Washington University School of Medicine

Although the study did not directly compare the combinations, it did find potential differences in efficacy. “Our most effective [combination] in terms of response and remission was a combination of ustekinumab and an anti-TNF agent with a combined rate of 81.6%. Our lowest adverse events rate were [with the combination of] tofacitinib and vedolizumab,” said Dr. Osman.

The research is a useful update, according to David T. Rubin, MD, AGAF, who was asked for comment. “This has been explored before, but this is a nice effort to describe and try to compare studies of combination biological therapies or biologicals combined with [the JAK inhibitor]. This is to further explore the efforts being made to break the therapeutic ceiling by combining mechanisms, treat IBD and extra-intestinal manifestations with multiple agents simultaneously, and to explore novel treatment strategies,” said Dr. Rubin, professor of medicine and director of the Inflammatory Bowel Disease Center at University of Chicago Medicine.

He noted that the meta-analysis is limited by heterogeneity among the studies, many of which were case series that had been re-analyzed. The update included some prospective proof-of-concept studies of interest that were not in the earlier meta-analysis, including VEGA (anti-IL13 guselkumab plus anti-TNF golimumab versus either drug alone), and EXPLORER (vedolizumab, adalimumab, methotrexate), as well as a study of infliximab combined with natalizumab.

“We await the ongoing prospective trials of dual targeted therapies and novel designs for a future that will undoubtedly include thoughtful and rational combinations,” said Dr. Rubin.

The review included 23 studies that had a minimum of two patients who were treated with a combination of two biologics or a biologic and tofacitinib. The biologics included the anti-TNF antibodies adalimumab, certolizumab pegol, golimumab, and infliximab; as well as guselkumab, natalizumab, ustekinumab, and vedolizumab. Overall, the studies included 531 patients who underwent 543 therapeutic trials, using 8 different combinations.

The highest pooled clinical response observed was 81.6% with ustekinumab combined with an anti-TNF agent (P = .04, 9 studies, 44 therapeutic trials), which also had the highest remission rate of 64.2% (P = .03).

For the treatment of Crohn’s disease, the highest pooled clinical response and remission rates were also seen with ustekinumab combined with an anti-TNF agent (8 studies, 29 therapeutic trials), at 91.6% (P = .28). In ulcerative colitis, vedolizumab plus ustekinumab had the highest pooled clinical response rate at 100.0% (P = 1.00; 4 studies, 4 treatment trials) and ustekinumab plus an anti-TNF agent F at 100.0% (P = 1.00; 4 studies, 5 treatment trials).

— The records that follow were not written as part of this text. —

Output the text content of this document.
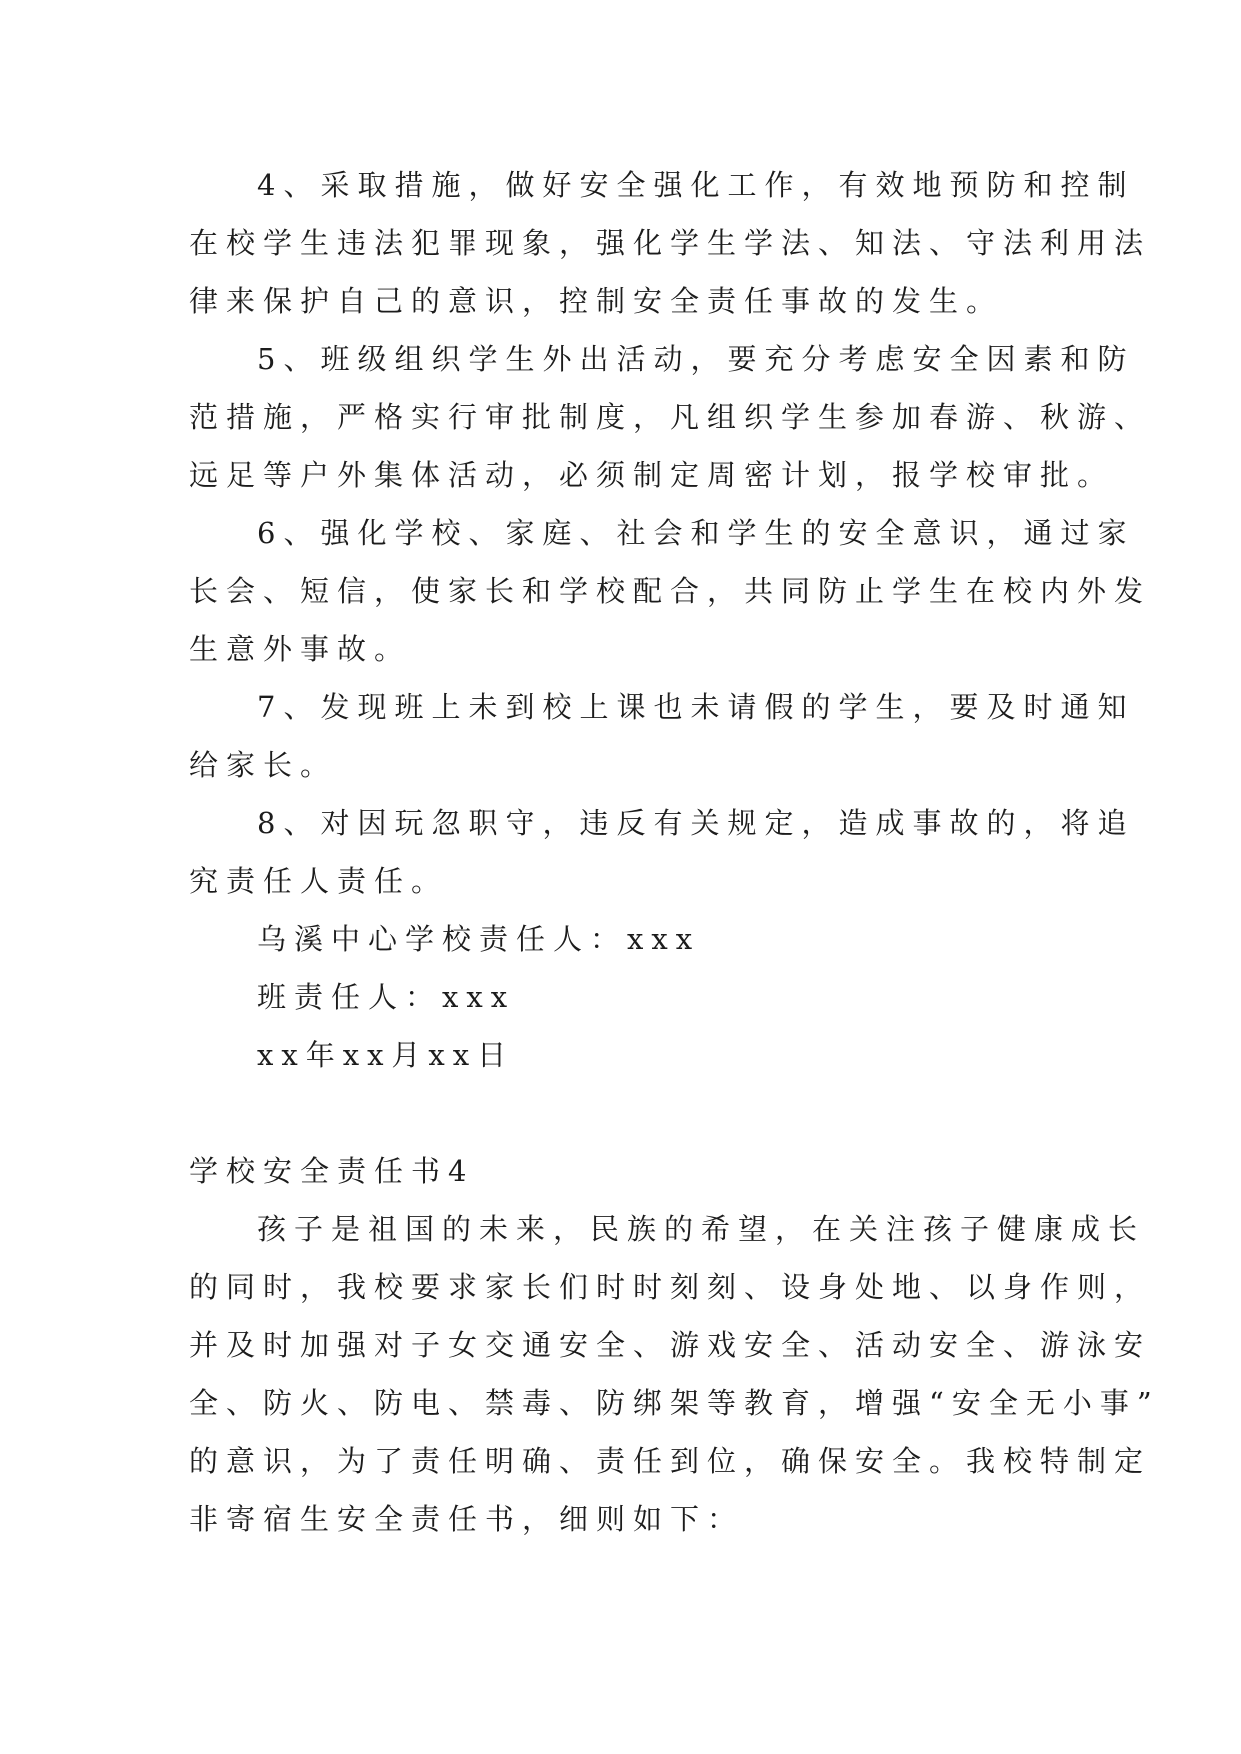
4、采取措施，做好安全强化工作，有效地预防和控制
在校学生违法犯罪现象，强化学生学法、知法、守法利用法
律来保护自己的意识，控制安全责任事故的发生。
5、班级组织学生外出活动，要充分考虑安全因素和防
范措施，严格实行审批制度，凡组织学生参加春游、秋游、
远足等户外集体活动，必须制定周密计划，报学校审批。
6、强化学校、家庭、社会和学生的安全意识，通过家
长会、短信，使家长和学校配合，共同防止学生在校内外发
生意外事故。
7、发现班上未到校上课也未请假的学生，要及时通知
给家长。
8、对因玩忽职守，违反有关规定，造成事故的，将追
究责任人责任。
乌溪中心学校责任人：xxx
班责任人：xxx
xx年xx月xx日
学校安全责任书4
孩子是祖国的未来，民族的希望，在关注孩子健康成长
的同时，我校要求家长们时时刻刻、设身处地、以身作则，
并及时加强对子女交通安全、游戏安全、活动安全、游泳安
全、防火、防电、禁毒、防绑架等教育，增强“安全无小事”
的意识，为了责任明确、责任到位，确保安全。我校特制定
非寄宿生安全责任书，细则如下：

Tofacitinib combined with vedolizumab had the lower adverse event rate (12.5%; P = .10; 8 studies, 76 treatment trials) followed by ustekinumab and an anti-TNF agent (12.7%; P = .08; 9 studies, 43 treatment trials) and tofacitinib plus anti-TNF (13.0%; 6 studies, 27 treatment trials).

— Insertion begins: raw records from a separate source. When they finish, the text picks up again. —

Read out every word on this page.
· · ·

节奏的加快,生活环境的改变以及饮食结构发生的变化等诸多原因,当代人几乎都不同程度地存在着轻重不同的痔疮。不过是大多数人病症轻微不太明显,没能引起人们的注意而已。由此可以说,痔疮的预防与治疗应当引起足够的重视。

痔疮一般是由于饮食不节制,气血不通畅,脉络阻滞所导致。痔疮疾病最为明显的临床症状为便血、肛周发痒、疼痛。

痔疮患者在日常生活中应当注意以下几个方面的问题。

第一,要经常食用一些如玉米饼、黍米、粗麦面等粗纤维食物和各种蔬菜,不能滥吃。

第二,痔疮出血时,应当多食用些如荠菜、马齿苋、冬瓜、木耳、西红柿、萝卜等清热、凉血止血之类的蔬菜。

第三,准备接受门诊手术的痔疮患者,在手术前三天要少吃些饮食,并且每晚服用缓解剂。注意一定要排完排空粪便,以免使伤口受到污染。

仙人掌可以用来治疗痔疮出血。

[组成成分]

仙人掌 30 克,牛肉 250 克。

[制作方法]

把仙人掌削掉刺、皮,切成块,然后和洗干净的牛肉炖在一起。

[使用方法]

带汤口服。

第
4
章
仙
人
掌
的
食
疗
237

Other combinations included guselkumab plus ant-TNF (1 study; clinical response, 69.0%), natalizumab plus an anti-TNF agent (1 study, clinical response, 36.5%), tofacitinib plus an anti-TNF agent (5 studies, clinical response, 71.6%), tofacitinib plus ustekinumab (5 studies, clinical response, 70.8%), tofacitinib plus vedolizumab (8 studies, clinical response, 52.7%), vedolizumab plus an anti-TNF agent (13 studies, clinical response, 62.8%), and vedolizumab plus ustekinumab (12 studies, clinical response, 79.3%).

Dr. Osman has no relevant financial conflicts of interest. Dr. Rubin has received grant support from Takeda, and has served as a consultant for Abbvie, Bristol-Myers Squibb, Janssen Pharmaceuticals, Lilly, Pfizer, and Takeda.